Basically it is appellant’s contention that the trust instrument was executed in accordance with the requirements of the statute of wills and thus is a valid testamentary disposition. The question presented is not whether the trust created by Vincent Steck may be interpreted as testamentary, but whether it can be interpreted as an inter vivos trust, which is what Vincent Steck expressly intended it to be. If his intention can be carried out we must do so.

Appellant relies upon Warsco v. Oshkosh Savings & Trust Co. (1924), 183 Wis. 156, 196 N. W. 829, where it was held that to constitute a valid trust there must be an alienation of the donor’s property in such a way as to cause a benefit to accrue to a cestui que trust unless prevented by a condition subsequent resulting from a lawful revocation of the trust.
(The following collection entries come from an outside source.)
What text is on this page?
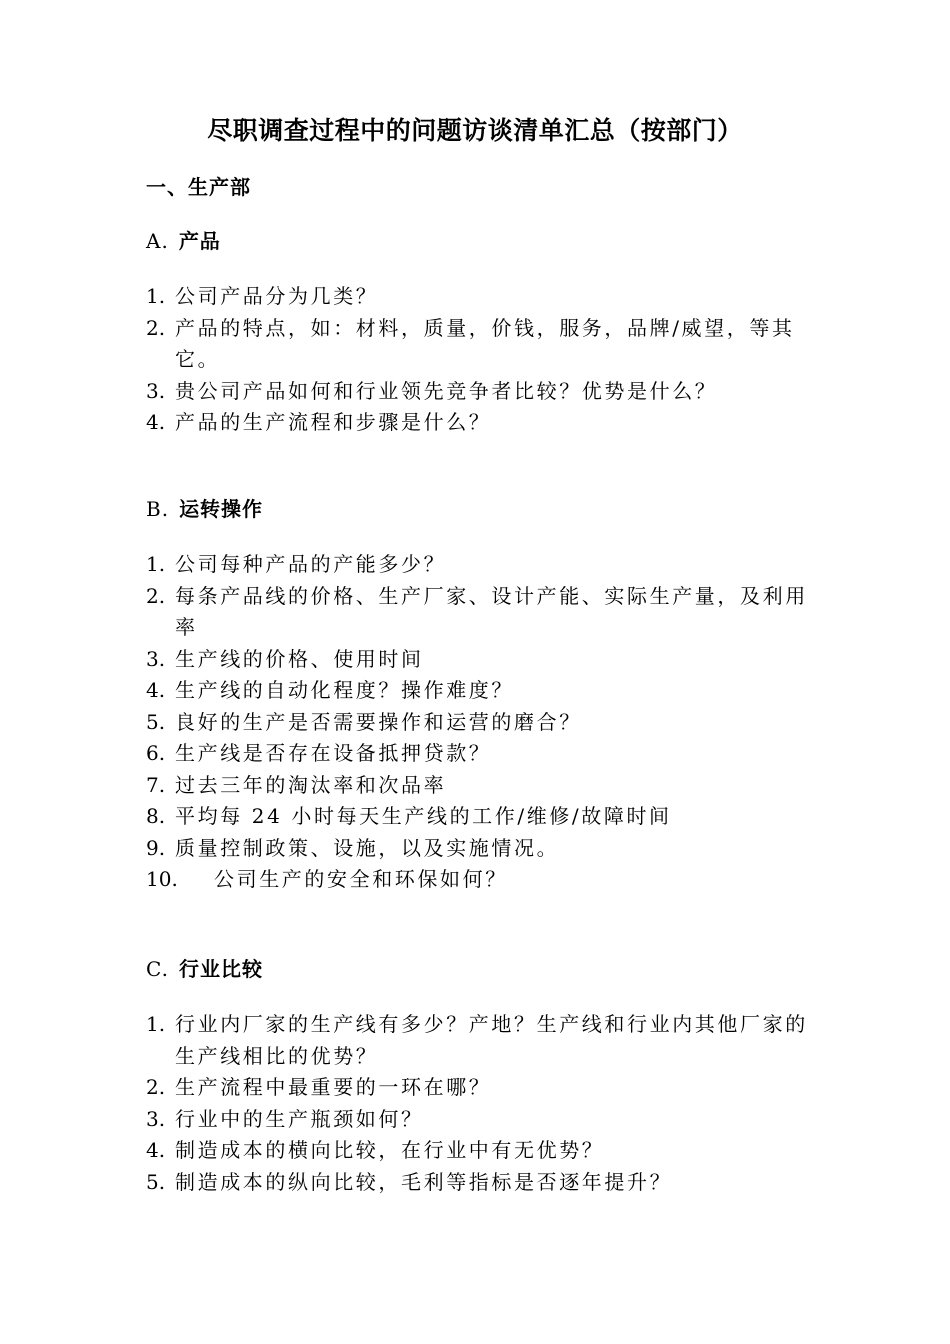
尽职调查过程中的问题访谈清单汇总（按部门）
一、生产部
A. 产品
1. 公司产品分为几类？
2. 产品的特点，如：材料，质量，价钱，服务，品牌/威望，等其它。
3. 贵公司产品如何和行业领先竞争者比较？优势是什么？
4. 产品的生产流程和步骤是什么？
B. 运转操作
1. 公司每种产品的产能多少？
2. 每条产品线的价格、生产厂家、设计产能、实际生产量，及利用率
3. 生产线的价格、使用时间
4. 生产线的自动化程度？操作难度？
5. 良好的生产是否需要操作和运营的磨合？
6. 生产线是否存在设备抵押贷款？
7. 过去三年的淘汰率和次品率
8. 平均每 24 小时每天生产线的工作/维修/故障时间
9. 质量控制政策、设施，以及实施情况。
10. 公司生产的安全和环保如何？
C. 行业比较
1. 行业内厂家的生产线有多少？产地？生产线和行业内其他厂家的生产线相比的优势？
2. 生产流程中最重要的一环在哪？
3. 行业中的生产瓶颈如何？
4. 制造成本的横向比较，在行业中有无优势？
5. 制造成本的纵向比较，毛利等指标是否逐年提升？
In that case the agreement was held not to constitute a valid conveyance in trust because the donor had retained full dominion over the trust res, the trustee being a mere agent to hold the property.
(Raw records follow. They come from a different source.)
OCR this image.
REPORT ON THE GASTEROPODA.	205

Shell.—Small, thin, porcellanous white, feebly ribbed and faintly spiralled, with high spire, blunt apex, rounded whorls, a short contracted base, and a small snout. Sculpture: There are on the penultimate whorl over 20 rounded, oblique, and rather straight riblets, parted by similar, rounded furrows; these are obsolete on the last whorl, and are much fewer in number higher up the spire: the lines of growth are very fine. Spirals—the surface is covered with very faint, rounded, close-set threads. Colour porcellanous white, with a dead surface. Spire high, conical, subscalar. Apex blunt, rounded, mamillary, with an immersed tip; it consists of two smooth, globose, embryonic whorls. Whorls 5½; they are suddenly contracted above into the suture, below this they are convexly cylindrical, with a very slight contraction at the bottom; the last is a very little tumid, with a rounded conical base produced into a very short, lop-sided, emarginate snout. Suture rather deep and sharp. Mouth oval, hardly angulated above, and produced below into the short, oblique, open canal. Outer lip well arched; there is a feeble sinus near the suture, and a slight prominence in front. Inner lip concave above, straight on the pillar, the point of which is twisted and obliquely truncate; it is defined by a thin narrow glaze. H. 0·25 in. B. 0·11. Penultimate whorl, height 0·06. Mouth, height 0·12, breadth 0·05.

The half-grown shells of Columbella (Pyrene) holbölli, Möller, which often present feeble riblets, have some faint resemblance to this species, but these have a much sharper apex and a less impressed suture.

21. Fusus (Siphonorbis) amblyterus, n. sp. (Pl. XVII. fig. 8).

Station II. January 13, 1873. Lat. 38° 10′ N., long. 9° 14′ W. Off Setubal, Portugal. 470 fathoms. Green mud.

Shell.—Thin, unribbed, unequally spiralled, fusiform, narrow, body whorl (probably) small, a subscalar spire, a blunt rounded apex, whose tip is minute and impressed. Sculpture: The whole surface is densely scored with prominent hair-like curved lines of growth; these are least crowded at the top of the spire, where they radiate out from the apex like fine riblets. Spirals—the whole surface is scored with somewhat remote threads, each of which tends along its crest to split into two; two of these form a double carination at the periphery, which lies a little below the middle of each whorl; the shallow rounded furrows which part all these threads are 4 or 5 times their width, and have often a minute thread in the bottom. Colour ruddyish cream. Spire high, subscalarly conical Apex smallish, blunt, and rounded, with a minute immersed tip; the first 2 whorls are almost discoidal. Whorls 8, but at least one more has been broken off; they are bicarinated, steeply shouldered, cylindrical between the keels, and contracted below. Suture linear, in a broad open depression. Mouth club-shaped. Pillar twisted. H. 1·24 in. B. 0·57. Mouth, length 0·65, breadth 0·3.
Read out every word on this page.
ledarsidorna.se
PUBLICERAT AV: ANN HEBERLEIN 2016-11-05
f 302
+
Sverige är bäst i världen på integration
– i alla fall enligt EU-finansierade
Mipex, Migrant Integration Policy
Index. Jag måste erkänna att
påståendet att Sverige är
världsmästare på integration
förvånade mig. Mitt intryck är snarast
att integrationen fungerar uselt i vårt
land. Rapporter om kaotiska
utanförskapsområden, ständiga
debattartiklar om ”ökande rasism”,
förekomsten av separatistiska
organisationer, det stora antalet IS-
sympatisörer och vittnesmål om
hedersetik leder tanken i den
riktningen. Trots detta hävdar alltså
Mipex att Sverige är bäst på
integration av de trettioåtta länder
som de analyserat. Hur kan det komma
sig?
After the decision in that case, sec. 231.205, Stats., was enacted, which provides:

“Any instrument declaring and creating a trust shall not, when otherwise valid, be held to be an invalid trust or an attempted testamentary disposition of property because the grantor or creator of the trust reserved to himself, to be exercised by him during his lifetime, the right to revoke, amend, alter, or modify the trust instrument in whole or in *295 part, or to require that sums from the trust principal be paid to or used for him either at his request or in the discretion of the trustee. Nothing in this section shall be construed as altering or changing in any way the existing law or rules of law relating to the taxation of transfers of property in trust.”

It is argued that the statute did not have the effect of changing the rule since the holding of the Warsco Case was reaffirmed in 1945 by Tucker v. Simrow, 248 Wis. 143, 145, 21 N. W. (2d) 252, and appellant quotes therefrom the following language:

“The doctrine of Koppelkam v. First Wisconsin Trust Co. 240 Wis. 254, 3 N. W. (2d) 350, and Warsco v. Oshkosh Savings & Trust Co. 183 Wis. 156, 196 N. W. 829, is to the effect that, where substantially entire control of the property disposed of is retained by the person making the deposit until his death, a testamentary disposition has been attempted and any document making such disposition must satisfy the statute governing execution of wills.”
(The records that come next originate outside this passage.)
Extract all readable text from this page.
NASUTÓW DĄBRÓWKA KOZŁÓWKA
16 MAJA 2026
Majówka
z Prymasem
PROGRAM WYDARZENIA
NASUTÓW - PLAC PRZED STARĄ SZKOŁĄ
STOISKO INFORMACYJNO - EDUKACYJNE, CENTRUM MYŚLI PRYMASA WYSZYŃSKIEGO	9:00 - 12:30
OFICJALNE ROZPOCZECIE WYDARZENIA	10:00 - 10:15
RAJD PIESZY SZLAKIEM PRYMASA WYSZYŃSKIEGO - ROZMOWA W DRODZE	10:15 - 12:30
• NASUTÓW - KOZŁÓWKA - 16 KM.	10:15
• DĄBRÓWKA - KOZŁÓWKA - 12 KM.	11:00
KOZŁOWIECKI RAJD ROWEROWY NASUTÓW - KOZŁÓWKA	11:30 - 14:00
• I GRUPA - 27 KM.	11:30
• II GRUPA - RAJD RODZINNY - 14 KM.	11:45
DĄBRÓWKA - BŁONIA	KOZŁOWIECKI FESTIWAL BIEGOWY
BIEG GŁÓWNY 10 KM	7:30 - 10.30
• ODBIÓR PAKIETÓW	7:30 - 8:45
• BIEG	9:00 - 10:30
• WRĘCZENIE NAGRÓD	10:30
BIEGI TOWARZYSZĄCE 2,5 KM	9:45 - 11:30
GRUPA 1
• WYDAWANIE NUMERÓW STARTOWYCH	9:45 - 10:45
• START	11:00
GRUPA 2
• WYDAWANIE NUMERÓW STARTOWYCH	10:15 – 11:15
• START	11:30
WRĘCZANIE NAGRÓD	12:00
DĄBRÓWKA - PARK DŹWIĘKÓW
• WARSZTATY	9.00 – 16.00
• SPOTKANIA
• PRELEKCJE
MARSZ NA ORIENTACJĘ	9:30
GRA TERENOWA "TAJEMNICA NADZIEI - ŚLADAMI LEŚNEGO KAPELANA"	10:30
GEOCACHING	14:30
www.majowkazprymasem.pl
In that case Mrs. Simrow gave to her bank a paper containing instructions to pay to specified persons, in case of her death, the amounts in her savings and checking accounts. There was no contention that these instructions constituted a trust. The position of the appellant was that they constituted a valid contract between the bank and Mrs. Simrow for the benefit of third persons, in the nature of the creation of a joint account or the deposit of certificates of deposit jointly payable to the depositor and a third person. The court held that the instructions did not constitute such a contract but were attempted testamentary dispositions, ineffective because their execution did not comply with the statute of wills. We cannot interpret the language quoted above as having any effect on the rules relating to trusts, since the document in the Simrow Case was in no sense a trust instrument and sec. 231.205, Stats., was neither involved nor considered.

*296 Appellant’s argument that sec. 231.20S, Stats., if held to change the rule of the Warsco Case, is unconstitutional, has no merit.

In creating the trust Vincent Steck reserved to himself during his lifetime the income therefrom and the right to revoke, amend, alter, or modify the trust instrument in whole or in part. The reservation of such powers is permitted by sec. 231.205, Stats., and the trust is not to be deemed testamentary on that ground. In addition the donor reserved the power of appointment by will and the right to subject to his approval the trustee’s recommendations with respect to the retention, sale, or other disposition of the trust estate.

Appellant cites Restatement, 1 Trusts, p. 175, sec.